A proposal made by Baltimore Gas & Electric to install 1.2 million smart meters and institute time-of-use pricing was rejected on June 21 by Maryland's Public Service Commission.
The proposal was touted by BG&E as a way to save their customers billions of dollars and help them monitor and control their energy use, but the PSC objected to the utility's plan to pass on most of the upfront costs to their ratepayers. "The proposal asks BGE's ratepayers to take significant financial and technological risks and adapt to categorical changes in rate design, all in exchange for savings that are largely indirect, highly contingent and a long way off," the PSC said in its order.
The Baltimore Sun summarizes BG&E's argument:
BGE officials have said smart meter technology would allow two-way communication between customers and the utility. With these meters in place, consumers could track their electricity on an hourly basis. The utility would benefit from immediate information about outages and other system problems on the grid. It would also automate meter readings, saving the utility money because it would no longer need meter readers... BGE officials have said that the company's 1.2 million customers would save as much as $2.6 billion over the life of the meter.

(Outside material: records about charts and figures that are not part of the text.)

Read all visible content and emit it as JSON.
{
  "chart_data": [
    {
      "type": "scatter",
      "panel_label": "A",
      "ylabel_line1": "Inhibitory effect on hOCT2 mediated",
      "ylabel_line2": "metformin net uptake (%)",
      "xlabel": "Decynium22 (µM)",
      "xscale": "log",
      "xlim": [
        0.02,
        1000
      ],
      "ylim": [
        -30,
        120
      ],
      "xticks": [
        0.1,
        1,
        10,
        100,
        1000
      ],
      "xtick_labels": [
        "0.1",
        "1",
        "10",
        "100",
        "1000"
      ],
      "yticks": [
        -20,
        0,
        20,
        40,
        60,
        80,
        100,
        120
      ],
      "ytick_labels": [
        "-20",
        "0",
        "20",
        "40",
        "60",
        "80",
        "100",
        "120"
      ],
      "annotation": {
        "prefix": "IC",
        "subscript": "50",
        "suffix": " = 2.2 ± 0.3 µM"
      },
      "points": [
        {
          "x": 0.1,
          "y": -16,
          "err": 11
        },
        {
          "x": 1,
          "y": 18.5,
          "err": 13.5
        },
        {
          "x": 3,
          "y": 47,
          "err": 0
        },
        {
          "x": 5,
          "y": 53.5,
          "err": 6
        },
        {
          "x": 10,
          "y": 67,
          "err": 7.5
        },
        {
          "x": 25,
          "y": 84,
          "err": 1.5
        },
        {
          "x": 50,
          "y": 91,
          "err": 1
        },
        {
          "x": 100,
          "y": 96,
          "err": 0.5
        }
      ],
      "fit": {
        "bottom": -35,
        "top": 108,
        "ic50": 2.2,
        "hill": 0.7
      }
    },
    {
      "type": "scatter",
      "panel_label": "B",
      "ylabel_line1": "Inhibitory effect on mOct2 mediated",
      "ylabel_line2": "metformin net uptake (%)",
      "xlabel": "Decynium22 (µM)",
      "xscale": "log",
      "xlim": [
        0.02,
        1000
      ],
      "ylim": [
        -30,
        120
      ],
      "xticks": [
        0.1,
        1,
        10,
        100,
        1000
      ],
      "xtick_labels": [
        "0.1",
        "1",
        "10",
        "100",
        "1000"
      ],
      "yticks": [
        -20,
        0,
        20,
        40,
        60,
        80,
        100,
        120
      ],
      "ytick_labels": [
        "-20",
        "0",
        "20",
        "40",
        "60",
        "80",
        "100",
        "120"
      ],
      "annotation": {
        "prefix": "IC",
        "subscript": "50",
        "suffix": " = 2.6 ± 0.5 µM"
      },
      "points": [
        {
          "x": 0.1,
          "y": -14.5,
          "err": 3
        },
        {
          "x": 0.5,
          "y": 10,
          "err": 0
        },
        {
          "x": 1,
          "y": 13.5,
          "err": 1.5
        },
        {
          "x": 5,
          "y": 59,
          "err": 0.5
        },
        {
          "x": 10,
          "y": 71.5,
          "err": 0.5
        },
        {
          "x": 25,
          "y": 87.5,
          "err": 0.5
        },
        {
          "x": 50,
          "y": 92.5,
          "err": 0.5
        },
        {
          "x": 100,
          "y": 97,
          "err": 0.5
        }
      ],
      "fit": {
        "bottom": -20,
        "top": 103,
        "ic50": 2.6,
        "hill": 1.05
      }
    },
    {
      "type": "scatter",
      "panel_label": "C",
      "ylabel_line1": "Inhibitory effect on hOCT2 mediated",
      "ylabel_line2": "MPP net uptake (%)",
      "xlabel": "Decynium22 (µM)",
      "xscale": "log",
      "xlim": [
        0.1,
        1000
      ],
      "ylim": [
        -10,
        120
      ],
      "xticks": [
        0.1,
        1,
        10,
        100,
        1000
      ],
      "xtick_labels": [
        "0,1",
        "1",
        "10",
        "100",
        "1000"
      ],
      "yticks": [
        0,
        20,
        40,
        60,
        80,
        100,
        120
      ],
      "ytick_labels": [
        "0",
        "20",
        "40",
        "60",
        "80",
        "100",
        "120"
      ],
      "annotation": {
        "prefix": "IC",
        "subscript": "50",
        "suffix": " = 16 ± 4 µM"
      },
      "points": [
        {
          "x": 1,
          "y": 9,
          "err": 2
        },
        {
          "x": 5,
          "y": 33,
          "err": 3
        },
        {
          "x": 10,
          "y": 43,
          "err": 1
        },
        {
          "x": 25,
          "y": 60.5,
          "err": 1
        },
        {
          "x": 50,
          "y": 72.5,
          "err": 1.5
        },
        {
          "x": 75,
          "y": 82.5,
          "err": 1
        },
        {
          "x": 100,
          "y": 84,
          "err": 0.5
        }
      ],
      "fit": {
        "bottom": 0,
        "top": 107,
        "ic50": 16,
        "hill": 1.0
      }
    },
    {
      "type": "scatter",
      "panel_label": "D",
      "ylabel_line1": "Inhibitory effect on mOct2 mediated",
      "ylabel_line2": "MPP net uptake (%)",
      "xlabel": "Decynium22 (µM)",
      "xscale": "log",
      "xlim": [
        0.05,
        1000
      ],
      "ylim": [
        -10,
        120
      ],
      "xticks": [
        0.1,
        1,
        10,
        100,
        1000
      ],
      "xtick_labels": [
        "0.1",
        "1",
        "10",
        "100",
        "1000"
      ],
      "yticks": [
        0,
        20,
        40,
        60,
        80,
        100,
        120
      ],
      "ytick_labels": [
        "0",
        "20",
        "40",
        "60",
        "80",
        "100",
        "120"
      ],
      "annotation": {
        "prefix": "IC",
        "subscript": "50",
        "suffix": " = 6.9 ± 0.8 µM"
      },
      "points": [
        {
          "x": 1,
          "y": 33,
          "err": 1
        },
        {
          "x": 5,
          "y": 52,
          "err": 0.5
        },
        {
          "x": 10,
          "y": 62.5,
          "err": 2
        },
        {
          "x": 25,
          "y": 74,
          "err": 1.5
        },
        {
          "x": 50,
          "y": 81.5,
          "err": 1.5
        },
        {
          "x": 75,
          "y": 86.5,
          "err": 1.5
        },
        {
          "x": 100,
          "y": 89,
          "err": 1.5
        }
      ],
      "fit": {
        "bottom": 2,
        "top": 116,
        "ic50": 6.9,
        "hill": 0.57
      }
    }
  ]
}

The plan, Greentech Media reported, was estimated to cost $482 million for initial deployment and another $353 million over the 15-year life of the meters, bringing the grand total to $835 million. Two hundred million dollars of the deployment costs were to be covered by the federal stimulus grants BG&E was awarded by the U.S. Department of Energy to encourage smart grid projects. The remaining costs would be passed on to ratepayers in the form of a surcharge. The surcharge would start at 38 cents a month for electricity customers, with an additional 44 cents for those who also use natural gas. Over the course of the 15-year program, it would rise to an average of $1.24 a month for electricity customers and an additional $1.52 for gas customers.
Even with the $200 million "discount," the PSC found that BG&E's plan could not guarantee the type of savings needed to justify the surcharges. According to the commission, the majority of the estimated $2 billion in savings would stem from consumers reducing their energy use during peak hours in response to the implementation of time-of-use (TOU) pricing, which varies prices according to the time of day.
However, in their order commissioners noted that BG&E's proposal would not provide its customers with in-home displays and devices that would let them know how much they were using. A BG&E website would show data, The Sun reported, but only from the previous day. As such, the PSC concluded that "the Proposal contains no concrete, detailed customer education plan, includes no orbs or other in-home displays, and provides for grossly inadequate messaging, in our view, to trigger the behavior changes" necessary to generate actual savings.
At this point it is unclear whether BG&E will revise and resubmit its proposal, which it would need to do in order to keep its federal grant money. A new proposal, Greentech Media reported, would have to be free of a cost recovery plan using a surcharge and must include a business case that is not centered around mandatory TOU pricing.